Last year alone, insured damages from extreme weather events in Canada were over $3 billion dollars, and the 2021 heat dome and atmospheric river events caused more than $5 billion in damages in British Columbia.
These annual costs have more than quadrupled over the last 15 years and all the projections are that they will continue to increase until we manage to eliminate our carbon emissions. While many individuals and governments seem reluctant to make sufficient investments in climate action to reduce those emissions, it seems they are also reluctant to acknowledge the cost of inaction.
For most of us, the direct impact of climate change may be limited to annoying inconveniences such as smoky summer days or stifling heat that keeps us indoors. But for many Canadians the impacts are life changing—the loss of homes to fire or flood, or the loss of crops and income from drought.
But all of us will see rising costs as climate change intensifies, and one sector that will lead the way is home insurance. As insurance companies face higher claims year over year, they will have little choice but to increase premiums, and that has already started to happen.
Even more concerning is the increasing trend in the United States to simply not offer home insurance at all. In California, major companies such as Allstate and State Farm have stopped selling new home insurance policies because of the frequency of catastrophic fires.

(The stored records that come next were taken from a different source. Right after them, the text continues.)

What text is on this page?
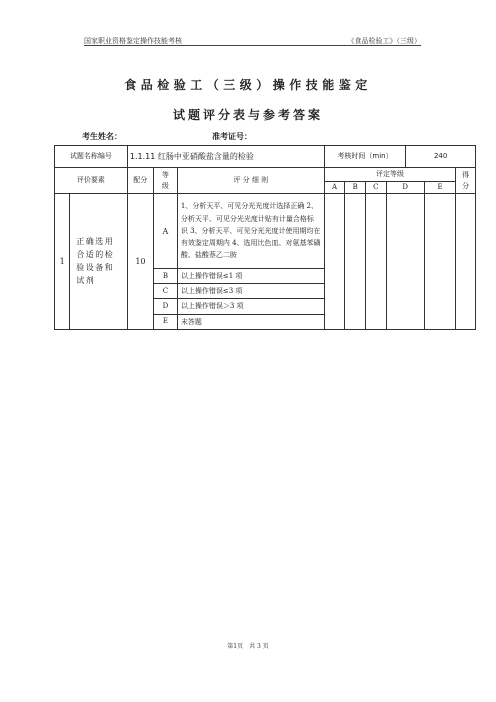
国家职业资格鉴定操作技能考核	《食品检验工》（三级）
食品检验工（三级）操作技能鉴定
试题评分表与参考答案
考生姓名：	准考证号：
试题名称编号		1.1.11 红肠中亚硝酸盐含量的检验			考核时间（min）				240		
评价要素		配分	等级	评 分 细 则	评定等级						得分
					A	B	C	D		E	
1	正确选用合适的检验设备和试剂	10	A	1、分析天平、可见分光光度计选择正确 2、分析天平、可见分光光度计贴有计量合格标识 3、分析天平、可见分光光度计使用期均在有效鉴定周期内 4、选用比色皿、对氨基苯磺酸、盐酸萘乙二胺							
			B	以上操作错误≤1 项							
			C	以上操作错误≤3 项							
			D	以上操作错误＞3 项							
			E	未答题							
第1页　共 3 页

Similarly, in Florida, insurance companies are not taking on new customers or renewing existing policies because of flooding associated with higher sea levels and stronger storms, and those that can get insurance are paying an average of $4,000 per year.
I met with the Insurance Bureau of Canada recently, and they pointed out that it’s becoming difficult to buy a home in fire-prone areas of the country during the summer. Most companies simply won’t provide new insurance when there is an active wildfire close to a home (25 to 100 km in some cases), and in many recent years that impacted sales in several parts of British Columbia.

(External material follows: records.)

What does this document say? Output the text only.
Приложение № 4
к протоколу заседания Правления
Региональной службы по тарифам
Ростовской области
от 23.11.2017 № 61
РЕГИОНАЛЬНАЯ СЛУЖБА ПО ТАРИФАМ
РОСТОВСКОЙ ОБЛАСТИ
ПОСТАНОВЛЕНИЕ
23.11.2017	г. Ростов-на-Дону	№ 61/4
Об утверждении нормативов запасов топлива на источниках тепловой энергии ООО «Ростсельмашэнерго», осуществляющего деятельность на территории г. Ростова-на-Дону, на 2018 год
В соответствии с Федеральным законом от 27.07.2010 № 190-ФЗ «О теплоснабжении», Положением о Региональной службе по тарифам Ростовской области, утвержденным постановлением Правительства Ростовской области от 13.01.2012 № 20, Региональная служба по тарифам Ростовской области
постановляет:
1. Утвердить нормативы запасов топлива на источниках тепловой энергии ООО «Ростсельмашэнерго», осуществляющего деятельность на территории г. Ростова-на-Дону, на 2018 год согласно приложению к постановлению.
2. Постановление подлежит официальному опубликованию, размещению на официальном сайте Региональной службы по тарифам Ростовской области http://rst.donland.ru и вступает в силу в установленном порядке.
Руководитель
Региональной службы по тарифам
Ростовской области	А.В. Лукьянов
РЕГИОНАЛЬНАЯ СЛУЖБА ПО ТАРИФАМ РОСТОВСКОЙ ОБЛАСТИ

It’s also becoming harder to get flood insurance on homes, in fact over 10 percent of homes in Canada are considered to be in high flood risk areas and can’t be insured. The federal government is planning on rolling out a flood insurance program that will backstop insurance companies providing affordable coverage to Canadians living in flood-prone areas.
Climate change impacts aren’t limited to fires and floods. I’ve been talking with the wine industry in the Okanagan Valley about the effects of last winter’s early hard frosts that will likely cut this year’s grape harvest in half and killed many vines outright. The federal government came up with supports through the AgriRecovery program to help Ontario and Nova Scotia vineyard owners hit with similar winter kill a year ago, and I’m hoping we can find support from both the federal and provincial governments to keep this important industry thriving in B.C.

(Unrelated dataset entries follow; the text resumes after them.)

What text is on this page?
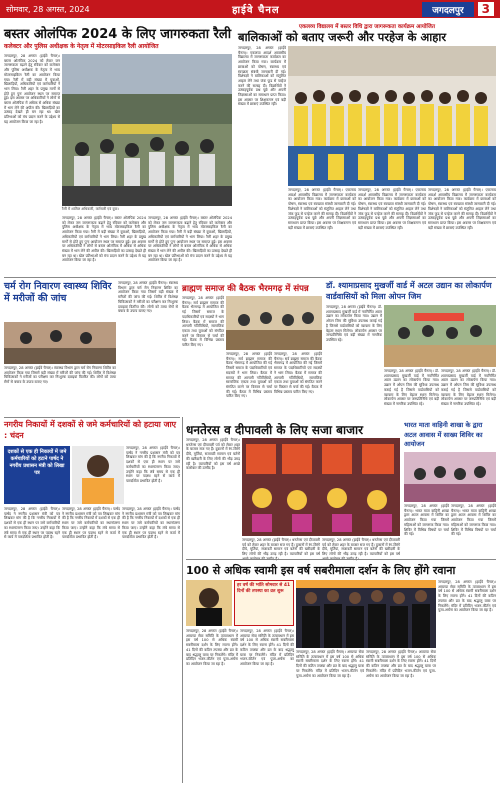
सोमवार, 28 अगस्त, 2024	हाईवे चैनल	जगदलपुर	3
बस्तर ओलंपिक 2024 के लिए जागरुकता रैली
कलेक्टर और पुलिस अधीक्षक के नेतृत्व में मोटरसाइकिल रैली आयोजित
जगदलपुर, 28 अगस्त (हाईवे चैनल)। बस्तर ओलंपिक 2024 को लेकर जन जागरूकता बढ़ाने हेतु रविवार को कलेक्टर और पुलिस अधीक्षक के नेतृत्व में भव्य मोटरसाइकिल रैली का आयोजन किया गया। रैली में बड़ी संख्या में युवाओं, खिलाड़ियों, अधिकारियों एवं कर्मचारियों ने भाग लिया। रैली शहर के प्रमुख मार्गों से होते हुए पुनः आयोजन स्थल पर समाप्त हुई। इस अवसर पर अधिकारियों ने लोगों से बस्तर ओलंपिक में अधिक से अधिक संख्या में भाग लेने की अपील की। खिलाड़ियों का उत्साह देखते ही बन रहा था। खेल प्रतिभाओं को मंच प्रदान करने के उद्देश्य से यह आयोजन किया जा रहा है।
रैली में शामिल अधिकारी, कर्मचारी एवं युवा।
जगदलपुर, 28 अगस्त (हाईवे चैनल)। बस्तर ओलंपिक 2024 को लेकर जन जागरूकता बढ़ाने हेतु रविवार को कलेक्टर और पुलिस अधीक्षक के नेतृत्व में भव्य मोटरसाइकिल रैली का आयोजन किया गया। रैली में बड़ी संख्या में युवाओं, खिलाड़ियों, अधिकारियों एवं कर्मचारियों ने भाग लिया। रैली शहर के प्रमुख मार्गों से होते हुए पुनः आयोजन स्थल पर समाप्त हुई। इस अवसर पर अधिकारियों ने लोगों से बस्तर ओलंपिक में अधिक से अधिक संख्या में भाग लेने की अपील की। खिलाड़ियों का उत्साह देखते ही बन रहा था। खेल प्रतिभाओं को मंच प्रदान करने के उद्देश्य से यह आयोजन किया जा रहा है।
जगदलपुर, 28 अगस्त (हाईवे चैनल)। बस्तर ओलंपिक 2024 को लेकर जन जागरूकता बढ़ाने हेतु रविवार को कलेक्टर और पुलिस अधीक्षक के नेतृत्व में भव्य मोटरसाइकिल रैली का आयोजन किया गया। रैली में बड़ी संख्या में युवाओं, खिलाड़ियों, अधिकारियों एवं कर्मचारियों ने भाग लिया। रैली शहर के प्रमुख मार्गों से होते हुए पुनः आयोजन स्थल पर समाप्त हुई। इस अवसर पर अधिकारियों ने लोगों से बस्तर ओलंपिक में अधिक से अधिक संख्या में भाग लेने की अपील की। खिलाड़ियों का उत्साह देखते ही बन रहा था। खेल प्रतिभाओं को मंच प्रदान करने के उद्देश्य से यह आयोजन किया जा रहा है।
एकलव्य विद्यालय में बस्तर विधि द्वारा जागरूकता कार्यक्रम आयोजित
बालिकाओं को बताए जरूरी और परहेज के आहार
जगदलपुर, 28 अगस्त (हाईवे चैनल)। एकलव्य आदर्श आवासीय विद्यालय में जागरूकता कार्यक्रम का आयोजन किया गया। कार्यक्रम में छात्राओं को पोषण, स्वास्थ्य एवं स्वच्छता संबंधी जानकारी दी गई। विशेषज्ञों ने बालिकाओं को संतुलित आहार लेने तथा जंक फूड से परहेज करने की सलाह दी। विद्यार्थियों ने उत्साहपूर्वक प्रश्न पूछे और अपनी जिज्ञासाओं का समाधान प्राप्त किया। इस अवसर पर शिक्षकगण एवं बड़ी संख्या में छात्राएं उपस्थित रहीं।
जगदलपुर, 28 अगस्त (हाईवे चैनल)। एकलव्य आदर्श आवासीय विद्यालय में जागरूकता कार्यक्रम का आयोजन किया गया। कार्यक्रम में छात्राओं को पोषण, स्वास्थ्य एवं स्वच्छता संबंधी जानकारी दी गई। विशेषज्ञों ने बालिकाओं को संतुलित आहार लेने तथा जंक फूड से परहेज करने की सलाह दी। विद्यार्थियों ने उत्साहपूर्वक प्रश्न पूछे और अपनी जिज्ञासाओं का समाधान प्राप्त किया। इस अवसर पर शिक्षकगण एवं बड़ी संख्या में छात्राएं उपस्थित रहीं।
जगदलपुर, 28 अगस्त (हाईवे चैनल)। एकलव्य आदर्श आवासीय विद्यालय में जागरूकता कार्यक्रम का आयोजन किया गया। कार्यक्रम में छात्राओं को पोषण, स्वास्थ्य एवं स्वच्छता संबंधी जानकारी दी गई। विशेषज्ञों ने बालिकाओं को संतुलित आहार लेने तथा जंक फूड से परहेज करने की सलाह दी। विद्यार्थियों ने उत्साहपूर्वक प्रश्न पूछे और अपनी जिज्ञासाओं का समाधान प्राप्त किया। इस अवसर पर शिक्षकगण एवं बड़ी संख्या में छात्राएं उपस्थित रहीं।
जगदलपुर, 28 अगस्त (हाईवे चैनल)। एकलव्य आदर्श आवासीय विद्यालय में जागरूकता कार्यक्रम का आयोजन किया गया। कार्यक्रम में छात्राओं को पोषण, स्वास्थ्य एवं स्वच्छता संबंधी जानकारी दी गई। विशेषज्ञों ने बालिकाओं को संतुलित आहार लेने तथा जंक फूड से परहेज करने की सलाह दी। विद्यार्थियों ने उत्साहपूर्वक प्रश्न पूछे और अपनी जिज्ञासाओं का समाधान प्राप्त किया। इस अवसर पर शिक्षकगण एवं बड़ी संख्या में छात्राएं उपस्थित रहीं।
चर्म रोग निवारण स्वास्थ्य शिविर में मरीजों की जांच
जगदलपुर, 28 अगस्त (हाईवे चैनल)। स्वास्थ्य विभाग द्वारा चर्म रोग निवारण शिविर का आयोजन किया गया जिसमें बड़ी संख्या में मरीजों की जांच की गई। शिविर में विशेषज्ञ चिकित्सकों ने मरीजों का परीक्षण कर निःशुल्क दवाइयां वितरित कीं। लोगों को त्वचा रोगों से बचाव के उपाय बताए गए।
जगदलपुर, 28 अगस्त (हाईवे चैनल)। स्वास्थ्य विभाग द्वारा चर्म रोग निवारण शिविर का आयोजन किया गया जिसमें बड़ी संख्या में मरीजों की जांच की गई। शिविर में विशेषज्ञ चिकित्सकों ने मरीजों का परीक्षण कर निःशुल्क दवाइयां वितरित कीं। लोगों को त्वचा रोगों से बचाव के उपाय बताए गए।
ब्राह्मण समाज की बैठक भैरमगढ़ में संपन्न
जगदलपुर, 28 अगस्त (हाईवे चैनल)। सर्व ब्राह्मण समाज की बैठक भैरमगढ़ में आयोजित की गई जिसमें समाज के पदाधिकारियों एवं सदस्यों ने भाग लिया। बैठक में समाज की आगामी गतिविधियों, सामाजिक एकता तथा युवाओं को संगठित करने पर विस्तार से चर्चा की गई। बैठक में विभिन्न प्रस्ताव पारित किए गए।
जगदलपुर, 28 अगस्त (हाईवे चैनल)। सर्व ब्राह्मण समाज की बैठक भैरमगढ़ में आयोजित की गई जिसमें समाज के पदाधिकारियों एवं सदस्यों ने भाग लिया। बैठक में समाज की आगामी गतिविधियों, सामाजिक एकता तथा युवाओं को संगठित करने पर विस्तार से चर्चा की गई। बैठक में विभिन्न प्रस्ताव पारित किए गए।
जगदलपुर, 28 अगस्त (हाईवे चैनल)। सर्व ब्राह्मण समाज की बैठक भैरमगढ़ में आयोजित की गई जिसमें समाज के पदाधिकारियों एवं सदस्यों ने भाग लिया। बैठक में समाज की आगामी गतिविधियों, सामाजिक एकता तथा युवाओं को संगठित करने पर विस्तार से चर्चा की गई। बैठक में विभिन्न प्रस्ताव पारित किए गए।
डॉ. श्यामाप्रसाद मुखर्जी वार्ड में अटल उद्यान का लोकार्पण वार्डवासियों को मिला ओपन जिम
जगदलपुर, 28 अगस्त (हाईवे चैनल)। डॉ. श्यामाप्रसाद मुखर्जी वार्ड में नवनिर्मित अटल उद्यान का लोकार्पण किया गया। उद्यान में ओपन जिम की सुविधा उपलब्ध कराई गई है जिससे वार्डवासियों को व्यायाम के लिए बेहतर स्थान मिलेगा। लोकार्पण अवसर पर जनप्रतिनिधि एवं बड़ी संख्या में नागरिक उपस्थित रहे।
जगदलपुर, 28 अगस्त (हाईवे चैनल)। डॉ. श्यामाप्रसाद मुखर्जी वार्ड में नवनिर्मित अटल उद्यान का लोकार्पण किया गया। उद्यान में ओपन जिम की सुविधा उपलब्ध कराई गई है जिससे वार्डवासियों को व्यायाम के लिए बेहतर स्थान मिलेगा। लोकार्पण अवसर पर जनप्रतिनिधि एवं बड़ी संख्या में नागरिक उपस्थित रहे।
जगदलपुर, 28 अगस्त (हाईवे चैनल)। डॉ. श्यामाप्रसाद मुखर्जी वार्ड में नवनिर्मित अटल उद्यान का लोकार्पण किया गया। उद्यान में ओपन जिम की सुविधा उपलब्ध कराई गई है जिससे वार्डवासियों को व्यायाम के लिए बेहतर स्थान मिलेगा। लोकार्पण अवसर पर जनप्रतिनिधि एवं बड़ी संख्या में नागरिक उपस्थित रहे।
नगरीय निकायों में दशकों से जमे कर्मचारियों को हटाया जाए : चंदन
दशकों से एक ही निकायों में जमे कर्मचारियों को हटाने पार्षद ने नगरीय प्रशासन मंत्री को लिखा पत्र
जगदलपुर, 28 अगस्त (हाईवे चैनल)। पार्षद ने नगरीय प्रशासन मंत्री को पत्र लिखकर मांग की है कि नगरीय निकायों में दशकों से एक ही स्थान पर जमे कर्मचारियों का स्थानांतरण किया जाए। उन्होंने कहा कि लंबे समय से एक ही स्थान पर पदस्थ रहने से कार्य में पारदर्शिता प्रभावित होती है।
जगदलपुर, 28 अगस्त (हाईवे चैनल)। पार्षद ने नगरीय प्रशासन मंत्री को पत्र लिखकर मांग की है कि नगरीय निकायों में दशकों से एक ही स्थान पर जमे कर्मचारियों का स्थानांतरण किया जाए। उन्होंने कहा कि लंबे समय से एक ही स्थान पर पदस्थ रहने से कार्य में पारदर्शिता प्रभावित होती है।
जगदलपुर, 28 अगस्त (हाईवे चैनल)। पार्षद ने नगरीय प्रशासन मंत्री को पत्र लिखकर मांग की है कि नगरीय निकायों में दशकों से एक ही स्थान पर जमे कर्मचारियों का स्थानांतरण किया जाए। उन्होंने कहा कि लंबे समय से एक ही स्थान पर पदस्थ रहने से कार्य में पारदर्शिता प्रभावित होती है।
जगदलपुर, 28 अगस्त (हाईवे चैनल)। पार्षद ने नगरीय प्रशासन मंत्री को पत्र लिखकर मांग की है कि नगरीय निकायों में दशकों से एक ही स्थान पर जमे कर्मचारियों का स्थानांतरण किया जाए। उन्होंने कहा कि लंबे समय से एक ही स्थान पर पदस्थ रहने से कार्य में पारदर्शिता प्रभावित होती है।
धनतेरस व दीपावली के लिए सजा बाजार
जगदलपुर, 28 अगस्त (हाईवे चैनल)। धनतेरस एवं दीपावली पर्व को लेकर शहर के बाजार सज गए हैं। दुकानों में रंग-बिरंगे दीये, मूर्तियां, सजावटी सामान एवं बर्तनों की खरीदारी के लिए लोगों की भीड़ उमड़ रही है। व्यापारियों को इस वर्ष अच्छे कारोबार की उम्मीद है।
जगदलपुर, 28 अगस्त (हाईवे चैनल)। धनतेरस एवं दीपावली पर्व को लेकर शहर के बाजार सज गए हैं। दुकानों में रंग-बिरंगे दीये, मूर्तियां, सजावटी सामान एवं बर्तनों की खरीदारी के लिए लोगों की भीड़ उमड़ रही है। व्यापारियों को इस वर्ष
जगदलपुर, 28 अगस्त (हाईवे चैनल)। धनतेरस एवं दीपावली पर्व को लेकर शहर के बाजार सज गए हैं। दुकानों में रंग-बिरंगे दीये, मूर्तियां, सजावटी सामान एवं बर्तनों की खरीदारी के लिए लोगों की भीड़ उमड़ रही है। व्यापारियों को इस वर्ष
भारत माता वाहिनी शाखा के द्वारा अटल आवास में साख्य शिविर का आयोजन
जगदलपुर, 28 अगस्त (हाईवे चैनल)। भारत माता वाहिनी शाखा द्वारा अटल आवास में शिविर का आयोजन किया गया जिसमें महिलाओं को जागरूक किया गया। शिविर में विभिन्न विषयों पर चर्चा की गई।
जगदलपुर, 28 अगस्त (हाईवे चैनल)। भारत माता वाहिनी शाखा द्वारा अटल आवास में शिविर का आयोजन किया गया जिसमें महिलाओं को जागरूक किया गया। शिविर में विभिन्न विषयों पर चर्चा की गई।
100 से अधिक स्वामी इस वर्ष सबरीमाला दर्शन के लिए होंगे रवाना
हर वर्ष की भांति सोमवार से 41 दिनों की तपस्या का व्रत शुरू
जगदलपुर, 28 अगस्त (हाईवे चैनल)। अय्यप्पा सेवा समिति के तत्वावधान में इस वर्ष 100 से अधिक स्वामी सबरीमाला दर्शन के लिए रवाना होंगे। 41 दिनों की कठिन तपस्या और व्रत के बाद श्रद्धालु यात्रा पर निकलेंगे। मंदिर में प्रतिदिन भजन-कीर्तन एवं पूजा-अर्चना का आयोजन किया जा रहा है।
जगदलपुर, 28 अगस्त (हाईवे चैनल)। अय्यप्पा सेवा समिति के तत्वावधान में इस वर्ष 100 से अधिक स्वामी सबरीमाला दर्शन के लिए रवाना होंगे। 41 दिनों की कठिन तपस्या और व्रत के बाद श्रद्धालु यात्रा पर निकलेंगे। मंदिर में प्रतिदिन भजन-कीर्तन एवं पूजा-अर्चना का आयोजन किया जा रहा है।
जगदलपुर, 28 अगस्त (हाईवे चैनल)। अय्यप्पा सेवा समिति के तत्वावधान में इस वर्ष 100 से अधिक स्वामी सबरीमाला दर्शन के लिए रवाना होंगे। 41 दिनों की कठिन तपस्या और व्रत के बाद श्रद्धालु यात्रा पर निकलेंगे। मंदिर में प्रतिदिन भजन-कीर्तन एवं पूजा-अर्चना का आयोजन किया जा रहा है।
जगदलपुर, 28 अगस्त (हाईवे चैनल)। अय्यप्पा सेवा समिति के तत्वावधान में इस वर्ष 100 से अधिक स्वामी सबरीमाला दर्शन के लिए रवाना होंगे। 41 दिनों की कठिन तपस्या और व्रत के बाद श्रद्धालु यात्रा पर निकलेंगे। मंदिर में प्रतिदिन भजन-कीर्तन एवं पूजा-अर्चना का आयोजन किया जा रहा है।
जगदलपुर, 28 अगस्त (हाईवे चैनल)। अय्यप्पा सेवा समिति के तत्वावधान में इस वर्ष 100 से अधिक स्वामी सबरीमाला दर्शन के लिए रवाना होंगे। 41 दिनों की कठिन तपस्या और व्रत के बाद श्रद्धालु यात्रा पर निकलेंगे। मंदिर में प्रतिदिन भजन-कीर्तन एवं पूजा-अर्चना का आयोजन किया जा रहा है।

It’s clear that we must recognize the devastating impacts of climate change on the lives of Canadians. And to reduce the human and financial costs of these extreme weather events, we must make bolder investments to reduce our emissions and to prepare our homes, businesses and communities for future challenges.
Over the coming years these investments will save ten times their costs in avoided damage and loss of personal property, and will also allow us to live healthier, longer lives.
Richard Cannings is the NDP MP South Okanagan–West Kootenay.